The attack followed a spate of smaller incidents in Cauca, including one targeting a military base in Cali that injured two people. Security is already a central issue in the election campaign, with violence rising in the southwest.
Sources: BBC, DW
Global military spending rose 2.9 percent in 2025 to $2.89 trillion, marking an 11th consecutive annual increase and pushing the worldwide military burden to 2.5 percent of GDP, its highest level since 2009. The three largest spenders, the United States, mainland China and Russia, accounted for just over half the total.
The increase came despite a 7.5 percent fall in US spending to $954 billion, linked to Washington not approving new military aid for Ukraine. Spending outside the US rose 9.2 percent, with Europe driving much of the increase after a 14 percent surge to $864 billion, shaped by the war in Ukraine and decreased US engagement with Europe.

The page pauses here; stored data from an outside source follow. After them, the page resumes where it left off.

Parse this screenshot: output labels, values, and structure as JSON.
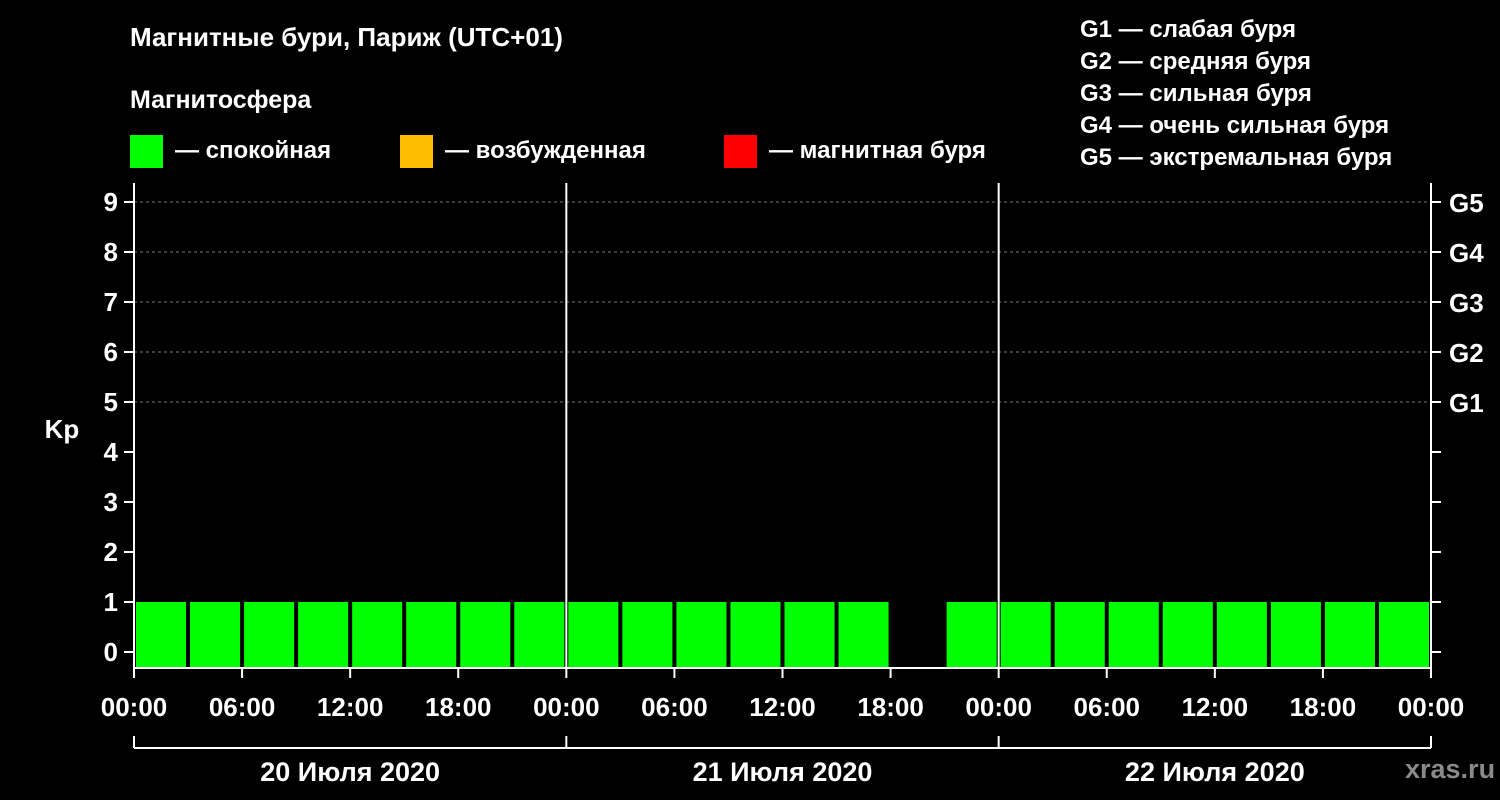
{
  "title": "Магнитные бури, Париж (UTC+01)",
  "subtitle": "Магнитосфера",
  "legend": [
    {
      "label": "— спокойная",
      "color": "#00ff00"
    },
    {
      "label": "— возбужденная",
      "color": "#ffbf00"
    },
    {
      "label": "— магнитная буря",
      "color": "#ff0000"
    }
  ],
  "storm_levels": [
    "G1 — слабая буря",
    "G2 — средняя буря",
    "G3 — сильная буря",
    "G4 — очень сильная буря",
    "G5 — экстремальная буря"
  ],
  "watermark": "xras.ru",
  "chart_data": {
    "type": "bar",
    "ylabel": "Kp",
    "ylim": [
      0,
      9
    ],
    "yticks": [
      "0",
      "1",
      "2",
      "3",
      "4",
      "5",
      "6",
      "7",
      "8",
      "9"
    ],
    "right_ticks": [
      {
        "value": 5,
        "label": "G1"
      },
      {
        "value": 6,
        "label": "G2"
      },
      {
        "value": 7,
        "label": "G3"
      },
      {
        "value": 8,
        "label": "G4"
      },
      {
        "value": 9,
        "label": "G5"
      }
    ],
    "xticks": [
      "00:00",
      "06:00",
      "12:00",
      "18:00",
      "00:00",
      "06:00",
      "12:00",
      "18:00",
      "00:00",
      "06:00",
      "12:00",
      "18:00",
      "00:00"
    ],
    "days": [
      "20 Июля 2020",
      "21 Июля 2020",
      "22 Июля 2020"
    ],
    "x_unit": "hours from 20 Июля 2020 00:00",
    "bars": [
      {
        "start": 0,
        "end": 3,
        "kp": 1,
        "status": "спокойная"
      },
      {
        "start": 3,
        "end": 6,
        "kp": 1,
        "status": "спокойная"
      },
      {
        "start": 6,
        "end": 9,
        "kp": 1,
        "status": "спокойная"
      },
      {
        "start": 9,
        "end": 12,
        "kp": 1,
        "status": "спокойная"
      },
      {
        "start": 12,
        "end": 15,
        "kp": 1,
        "status": "спокойная"
      },
      {
        "start": 15,
        "end": 18,
        "kp": 1,
        "status": "спокойная"
      },
      {
        "start": 18,
        "end": 21,
        "kp": 1,
        "status": "спокойная"
      },
      {
        "start": 21,
        "end": 24,
        "kp": 1,
        "status": "спокойная"
      },
      {
        "start": 24,
        "end": 27,
        "kp": 1,
        "status": "спокойная"
      },
      {
        "start": 27,
        "end": 30,
        "kp": 1,
        "status": "спокойная"
      },
      {
        "start": 30,
        "end": 33,
        "kp": 1,
        "status": "спокойная"
      },
      {
        "start": 33,
        "end": 36,
        "kp": 1,
        "status": "спокойная"
      },
      {
        "start": 36,
        "end": 39,
        "kp": 1,
        "status": "спокойная"
      },
      {
        "start": 39,
        "end": 42,
        "kp": 1,
        "status": "спокойная"
      },
      {
        "start": 42,
        "end": 45,
        "kp": 0,
        "status": "спокойная"
      },
      {
        "start": 45,
        "end": 48,
        "kp": 1,
        "status": "спокойная"
      },
      {
        "start": 48,
        "end": 51,
        "kp": 1,
        "status": "спокойная"
      },
      {
        "start": 51,
        "end": 54,
        "kp": 1,
        "status": "спокойная"
      },
      {
        "start": 54,
        "end": 57,
        "kp": 1,
        "status": "спокойная"
      },
      {
        "start": 57,
        "end": 60,
        "kp": 1,
        "status": "спокойная"
      },
      {
        "start": 60,
        "end": 63,
        "kp": 1,
        "status": "спокойная"
      },
      {
        "start": 63,
        "end": 66,
        "kp": 1,
        "status": "спокойная"
      },
      {
        "start": 66,
        "end": 69,
        "kp": 1,
        "status": "спокойная"
      },
      {
        "start": 69,
        "end": 72,
        "kp": 1,
        "status": "спокойная"
      }
    ]
  }
}
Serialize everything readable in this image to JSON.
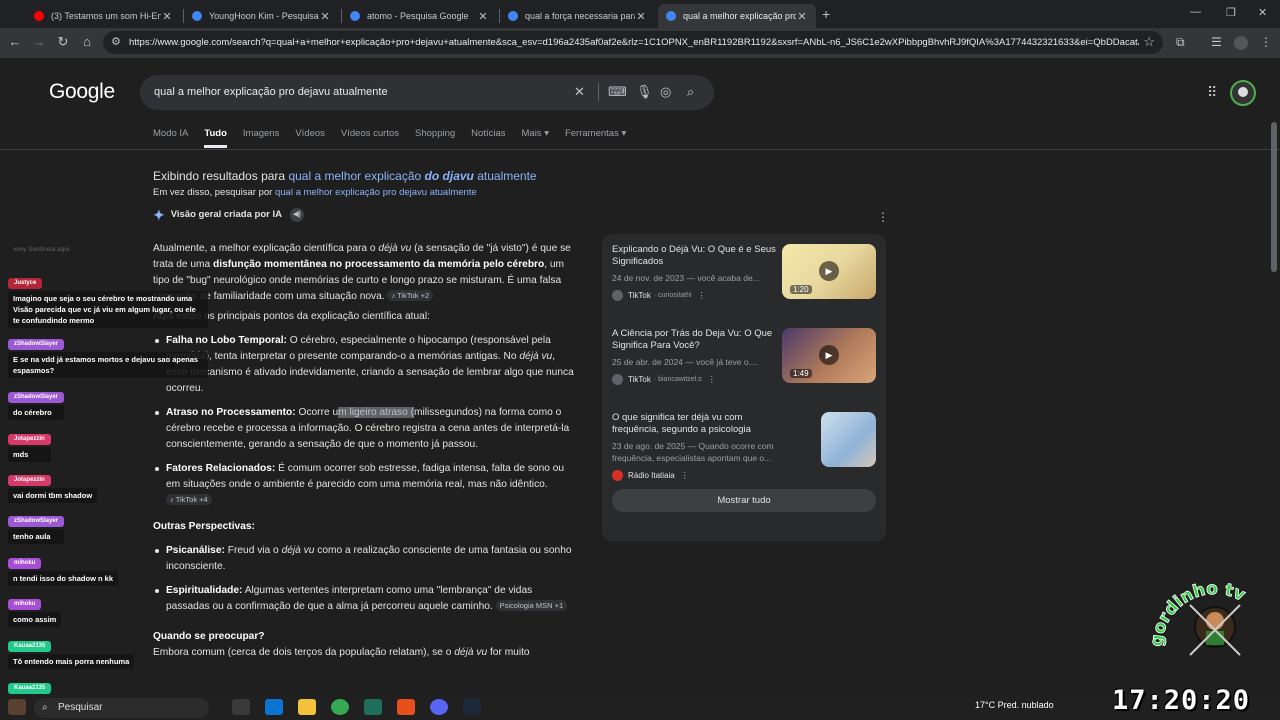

Asia and Oceania spending reached $681 billion, its fastest rise since 2009. China spent $336 billion, while Japan and Taiwan raised expenditure amid regional tensions and uncertainty over US support.
Sources: France 24, South China Morning Post, SIPRI
Syria opened its first public trial of officials linked to former President Bashar Assad’s rule, with Atef Najib appearing in a Damascus courtroom to face charges related to crimes against the Syrian people. Najib, a former army brigadier general and Assad cousin, headed political security in Daraa province during the 2011 uprising.
The case reaches back to the arrest and torture of teenagers who had written anti-government graffiti on a school wall in Daraa, an episode that became a catalyst for mass protests. Those protests were met by a brutal government crackdown and spiralled into a 14-year civil war that ended with Assad’s ouster in December 2024.
Assad, his brother Maher and other former senior security officials were charged in absentia. The interim government has faced criticism over delays to transitional justice, but authorities now appear to be prosecuting Assad-linked officials more aggressively.
Sources: Al Jazeera, Associated Press
Chinese researchers have developed what they describe as the first zero-carbon-emission direct coal fuel cell, designed to generate electricity from coal without combustion, steam turbines or a conventional power cycle. The system, led by Xie Heping at Shenzhen University, pulverises, cleans and pre-treats coal before feeding it into a cell where electrochemical oxidation produces electricity directly.
The carbon dioxide produced by the reaction is captured inside the system and converted into chemical feedstocks or mineralised compounds such as sodium bicarbonate. Xie said avoiding combustion and thermal engines could enable substantially higher theoretical efficiency than conventional coal plants.
The technology remains at laboratory scale, and commercial deployment is distant. Wei Zhijiang said coal power still supplied nearly 60 percent of China’s electricity by the end of 2025, while the new system was unlikely to become cost-competitive before 2045.
Sources: South China Morning Post, VN Express
On this day …
On this day in 2005, the Airbus A380 completed its maiden flight from Toulouse, marking the debut of the world’s largest passenger airliner.
The aircraft challenged the long-standing dominance of the Boeing 747 and signalled Europe’s arrival as a full competitor to the United States in the strategic top tier of long-haul civil aviation manufacturing.
Although later shifts in airline economics favoured smaller long-range aircraft over very large hub-to-hub designs, the A380 remained a powerful symbol of industrial coordination across Europe and of changing balances inside the global aerospace sector.
What did the A380 reveal about how technological leadership in aviation was beginning to shift? The A380 required immense collaboration and innovation across the Eurozone - could this be replicated today?